National Press Club

Racism 'eating away at the fiber of this country,' says AME bishop at luncheon

August 12, 2015 | By Sean Lyngaas | sean.lyngaas@gmail.com

Rev. John Richard Bryant, left, receives National Press Club mug from Club President John Hughes at conclusion of his luncheon speech August 12.

Rev. John Richard Bryant, left, receives National Press Club mug from Club President John Hughes at conclusion of his luncheon speech August 12.

Photo/Image: Al Teich

Racism is “eating away at the fiber of this country,” and the only remedy is spiritual renewal, said Rev. John Richard Bryant, a senior bishop at African Methodist Episcopal Church, at an Aug. 12 National Press Club luncheon.

Bryant’s remarks on racism and gun violence came two months after an AME church in Charleston, S.C., was the scene of a horrific hate crime. In the incident, Dylann Roof, a white supremacist, allegedly gunned down nine African-Americans as they studied the Bible the night of June 17.

Bryant recounted the worshipers’ last moments in detail. “A young stranger comes in, but he’s greeted like a fellow pilgrim,” he said, referring to Roof. The assailant later “gets up" from his seat, Bryant continued, "and with a loaded gun, he begins to empty that gun to human flesh ... until nine people, none of whom whose name he probably knows, [are] dead in the pool of their own blood.”

There were positive signs of healing in the aftermath of the shootings, said Bryant, who is the Chicago-based bishop of AME Church’s fourth district. In showing their support for a reeling community, Charleston’s mayor and South Carolina’s governor participated in “what we at the church call ‘the ministry of presence,’” he said. “And it’s not so much what you say, it’s what your presence communicates.”

Despite that silver lining, the bishop’s societal portrait was generally bleak.

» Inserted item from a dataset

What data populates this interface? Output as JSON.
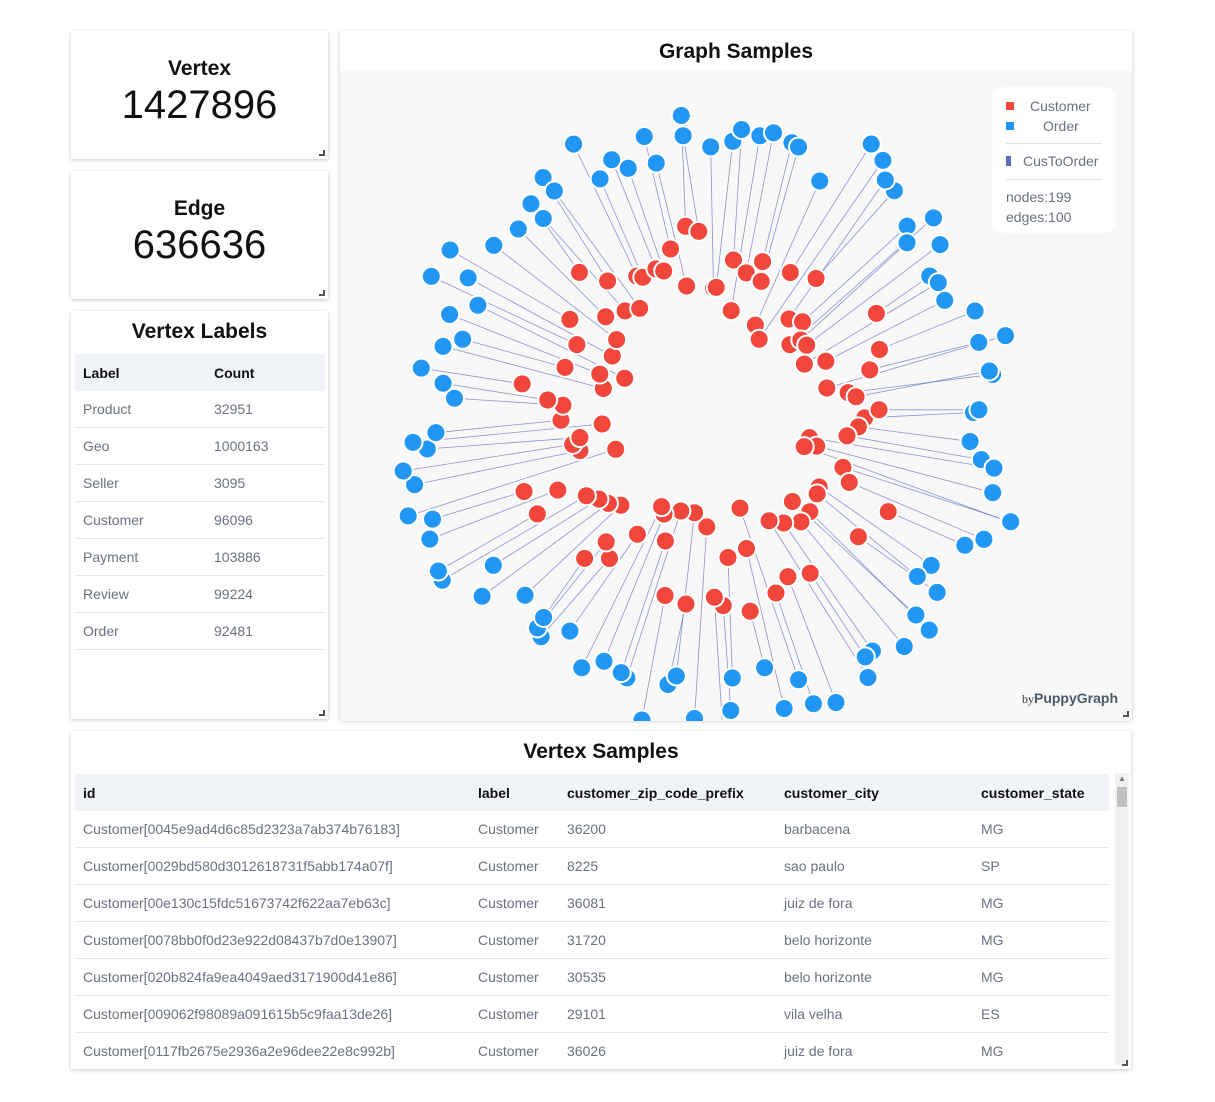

He railed against the abundance of guns in the United States and rejected a suggestion that arming the worshipers of Mother Emanuel, as the Charleston church is known, is the answer.

In the aftermath of the Charleston mass shooting, progress toward gun control "hasn’t moved an inch," Bryant said. The gun, he said, "is free."

Addressing a tide of popular anger after a series of police shootings of unarmed African-Americans, Bryant spoke of the negligence he said was intertwined with racism. “Right now, across this country, there is a deep, deep feeling of frustration in the souls of people who feel that in this culture, in this society, their lives don’t matter,” he said.

There is also negligence in politicians’ treatment of the poor, Bryant added. In the 2012 presidential election, he said, Republicans focused on the uber rich, Democrats on the middle class, while no one dwelt on the poor.

“African-Americans have made progress in that more of us have risen to the middle class, but the shame is that those at the bottom are increasing in great number and nothing is being done about it,” Bryant said. His remarks were punctuated throughout by cries of “talk, bishop” and “my, my!” from the audience.

On another social issue, however, the bishop was muted. When asked about the AME Church’s position on gay marriage, Bryant did not answer directly, saying only that he preferred to focus on other topics during his allotted time at the podium.